DALL-E compatible image generation endpoint #292

dougbtv · 2025-12-11T17:54:25Z

quick overview.

This introduces a /v1/images/generations OpenAI API endpoint, intended to follow the DALL-E compatible endpoint. This enables serving diffusion models through an OpenAI compatible API.

This is in addition to generating diffusion outputs using the completions API, and following the methodology defined and merged in the diffusion online serving PR #259

cc: @fake0fan (thanks for getting the work off to a great start in 259!)

Example client implementation @ https://github.com/dougbtv/comfyui-vllm-omni/

review tips.

When reviewing, I recommend going by commit, and see the changes broken into:

[docs]
[testing]
[feature]

so you can isolate just the changes / tests / docs during your review.

design thoughts.

The idea here is to build on the async API endpoint work that fake0fan did with using the openai completions endpoint, but, to add a diffusion endpoint.

The thought is to add the endpoint, but also a mapping for adding new model support for the endpoint, so that it can be tuned.

The API endpoints are more easily validated, using Pydantic, than the inlined parameters in the completions string. While I believe that is a reasonable action to expect image generation from a completions endpoint while serving multi-modal models, I think it would be nice to have an API endpoint where the parameters can be validated.

...and I want to use it!

overview.

[Feature] Add OpenAI DALL-E compatible image generation API

Builds on @fake0fan's diffusion online serving implementation to provide
a production-ready, OpenAI-compatible image generation API. Implements
the DALL-E /v1/images/generations endpoint with full async support and
proper error handling.

This implementation focuses on generation-only (not editing) to keep
the initial PR manageable while maintaining full functionality and
extensibility.

OpenAI DALL-E API Compatibility:

/v1/images/generations - Text-to-image generation
Full compatibility with OpenAI Python SDK
Request/response formats match DALL-E specification

Unified Async Server:

Single vllm serve <model> --omni command for all diffusion models
Async AsyncOmniDiffusion engine with thread-pool execution
Exposes both /v1/images/generations and /v1/chat/completions
Automatic model type detection (diffusion vs chat)
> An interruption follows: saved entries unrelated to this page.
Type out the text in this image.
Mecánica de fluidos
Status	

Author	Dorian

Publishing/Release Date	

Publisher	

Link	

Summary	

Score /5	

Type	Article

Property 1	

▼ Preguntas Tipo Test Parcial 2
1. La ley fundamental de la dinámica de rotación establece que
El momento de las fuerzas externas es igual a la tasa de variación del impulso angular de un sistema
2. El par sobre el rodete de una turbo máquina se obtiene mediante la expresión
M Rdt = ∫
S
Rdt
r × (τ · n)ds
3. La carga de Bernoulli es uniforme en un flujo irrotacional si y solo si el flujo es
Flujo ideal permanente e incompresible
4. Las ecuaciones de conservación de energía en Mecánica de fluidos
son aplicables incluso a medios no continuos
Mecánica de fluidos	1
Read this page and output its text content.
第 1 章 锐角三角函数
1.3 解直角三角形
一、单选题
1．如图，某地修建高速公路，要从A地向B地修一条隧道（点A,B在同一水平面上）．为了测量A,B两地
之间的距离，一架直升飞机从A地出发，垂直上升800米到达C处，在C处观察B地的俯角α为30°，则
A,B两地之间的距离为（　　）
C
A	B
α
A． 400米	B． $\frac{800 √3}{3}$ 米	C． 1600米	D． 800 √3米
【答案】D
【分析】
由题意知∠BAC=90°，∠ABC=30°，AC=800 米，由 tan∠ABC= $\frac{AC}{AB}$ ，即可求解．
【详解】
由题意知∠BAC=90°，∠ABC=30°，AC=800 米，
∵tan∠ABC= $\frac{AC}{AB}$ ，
Model Support (via Model Profiles):

Qwen/Qwen-Image (text-to-image with true CFG, 50 steps default)
Tongyi-MAI/Z-Image-Turbo (fast generation, 9 steps default)
Model profiles encapsulate per-model defaults and constraints
Easy to add new models without changing API code

Features:

Pydantic validation for all request parameters
Comprehensive error handling with proper HTTP status codes
Model field validation and empty prompt validation
Response format validation (b64_json only)
Prompt logging at debug level (security-conscious)
Model-specific parameter enforcement (e.g., Z-Image forces CFG=0)

Implementation Files:

image_api_utils.py - Shared helper functions (parse_size, encode_image, etc.)
image_model_profiles.py - Model-specific configurations and constraints
protocol/images.py - Pydantic models for requests/responses
api_server.py - DALL-E endpoint implementation (/v1/images/generations)

Modified:

api_server.py - Integrated DALL-E endpoint with async support
async_diffusion.py - Import ordering fix

Built on @fake0fan's excellent diffusion online serving work. This PR
adds the DALL-E compatible API layer with full validation, error
handling, and production-ready features while keeping the scope focused
on generation to facilitate review.

chatgpt-codex-connector

💡 Codex Review

Here are some automated review suggestions for this pull request.

ℹ️ About Codex in GitHub

Codex has been enabled to automatically review pull requests in this repo. Reviews are triggered when you

Open a pull request for review
Mark a draft as ready
Comment "@codex review".

If Codex has suggestions, it will comment; otherwise it will react with 👍.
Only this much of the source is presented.